Dann entschloss er sich, die Person anzurufen: „Hallo!“ rief er und wunderte sich wie flach und hohl seine Stimme geworden war. Die Schritte hörten auf, die Umrisse schienen sich aufzurichten, etwas wie ein Gesicht blickte zu ihm auf. Er beugte sich so weit es ging vor, setzte den rechten Fuß nach vorn, bis an den Rand des Plateaus, da wo die erste Stufe begann, und starrte hinunter.
„Hallo“, rief er erneut, „können Sie mich hören?“
Das Schnaufen wurde wieder hörbar, ging in ein unverständliches Brummen über, das sich aber so anhörte, als antworte man ihm. Er registrierte eine Bewegung, etwas kam auf ihn zu, drang in den erkennbaren Bereich vor, es war eine große Hand, die sich ihm entgegen streckte. Er wich zurück, duckte sich, als sie nach ihm griff. Er hatte nicht viel Spielraum ihr auszuweichen.
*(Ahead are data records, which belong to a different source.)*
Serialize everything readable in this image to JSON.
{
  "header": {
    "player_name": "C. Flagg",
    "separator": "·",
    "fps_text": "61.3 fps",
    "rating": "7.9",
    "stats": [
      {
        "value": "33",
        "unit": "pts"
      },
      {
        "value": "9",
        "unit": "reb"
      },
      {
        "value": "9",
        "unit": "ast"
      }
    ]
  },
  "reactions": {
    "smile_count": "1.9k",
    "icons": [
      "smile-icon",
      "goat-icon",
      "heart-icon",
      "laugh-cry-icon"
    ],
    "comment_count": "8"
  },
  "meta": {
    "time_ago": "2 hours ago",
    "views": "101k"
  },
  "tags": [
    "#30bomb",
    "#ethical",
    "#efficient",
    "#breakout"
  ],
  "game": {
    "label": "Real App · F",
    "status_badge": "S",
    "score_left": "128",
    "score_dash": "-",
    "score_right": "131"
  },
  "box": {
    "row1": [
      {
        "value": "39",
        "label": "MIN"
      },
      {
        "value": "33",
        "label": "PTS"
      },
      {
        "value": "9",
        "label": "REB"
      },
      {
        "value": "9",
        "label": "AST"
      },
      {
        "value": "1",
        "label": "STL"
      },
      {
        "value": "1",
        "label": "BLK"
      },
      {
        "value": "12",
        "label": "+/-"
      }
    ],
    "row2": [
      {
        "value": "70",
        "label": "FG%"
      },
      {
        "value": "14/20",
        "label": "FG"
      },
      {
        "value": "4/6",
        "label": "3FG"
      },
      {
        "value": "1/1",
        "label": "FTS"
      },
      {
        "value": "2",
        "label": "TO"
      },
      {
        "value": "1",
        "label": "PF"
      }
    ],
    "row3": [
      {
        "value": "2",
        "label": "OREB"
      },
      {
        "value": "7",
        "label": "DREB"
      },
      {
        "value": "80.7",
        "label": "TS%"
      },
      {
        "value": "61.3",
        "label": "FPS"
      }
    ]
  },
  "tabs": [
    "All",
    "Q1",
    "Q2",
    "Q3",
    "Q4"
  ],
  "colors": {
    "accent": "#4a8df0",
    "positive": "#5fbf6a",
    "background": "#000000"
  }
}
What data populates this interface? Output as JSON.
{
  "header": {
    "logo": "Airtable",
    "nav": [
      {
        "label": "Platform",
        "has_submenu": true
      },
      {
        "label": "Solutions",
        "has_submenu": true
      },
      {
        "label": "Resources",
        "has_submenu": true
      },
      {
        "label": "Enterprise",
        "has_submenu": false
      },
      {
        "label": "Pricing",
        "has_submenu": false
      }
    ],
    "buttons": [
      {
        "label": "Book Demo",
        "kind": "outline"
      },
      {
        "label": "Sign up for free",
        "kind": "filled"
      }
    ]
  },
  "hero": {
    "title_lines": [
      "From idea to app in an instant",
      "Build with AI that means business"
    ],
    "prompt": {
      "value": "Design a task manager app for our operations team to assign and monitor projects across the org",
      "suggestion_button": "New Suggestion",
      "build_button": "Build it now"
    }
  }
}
„Was wollen Sie denn von mir?“ rief er so laut er konnte. Eine knurrige Antwort kam aus der Tiefe, eine Art Wolfsgrollen. Die suchenden Bewegungen der Hand wurden heftiger, streiften ihn. Ihm blieb kaum eine Chance, ihr auszuweichen. Und wenn er sich greifen lassen würde? Unweigerlich würde er in die Tiefe gezogen. Er spürte die Kraft dieser Hand, ohne dass sie ihn zu berühren brauchte.
Wäre es nicht besser, ihr zu folgen, als ein Sturz ins Flammenmeer, in die Glut der Hölle? Könnte dieses Licht in der tiefen Ferne, der fette Stern, nicht auch eine Annäherung ans Paradies sein? Kam man, um ihn dorthin zu führen?
Eine ganze Weile dauerte dieses Spiel, er bewegte sich wie ein in Ekstase geratener Tänzer hin und her, geriet oft an den einen oder anderen Rand des Plateaus und sah im schwachen Schein des Höllenfeuers seinen verzerrten Schatten an den kalten Wänden wachsen und schrumpfen. Plötzlich wurde die Hand zurück gezogen. Noch einmal erklang dieser unmenschliche Laut. Wieder begannen die Schritte, langsam entfernten sie sich, hielten an, erklangen wieder, leise und leiser werdend, ein jahrelanges Abwärtsschreiten eines Abgesandten der ewigen Mächte.
Er lauschte den kaum noch hörbaren Geräuschen nach, bis sie endgültig verstummt waren.
Dann gab es einen Knall. Laut und heftig. Direkt vor ihm. Dann zu beiden Seiten. Er nahm war, wie noch schwärzere Dunkelheit ihn umgab. Er streckte seine Hand aus. Sie stieß gegen eine Wand. Undurchdringlicher Stein, ewiger Fels, tote Materie. Er warf einen kurzen Blick nach oben. Der Ausschnitt des blauen Himmels wurde kleiner, wurde scheinbar weg geschoben. Etwas wurde über ihm geschlossen.
Sein Grab war nun fertig. Er dachte: Wie im Leben, wieder eine Chance nicht genutzt.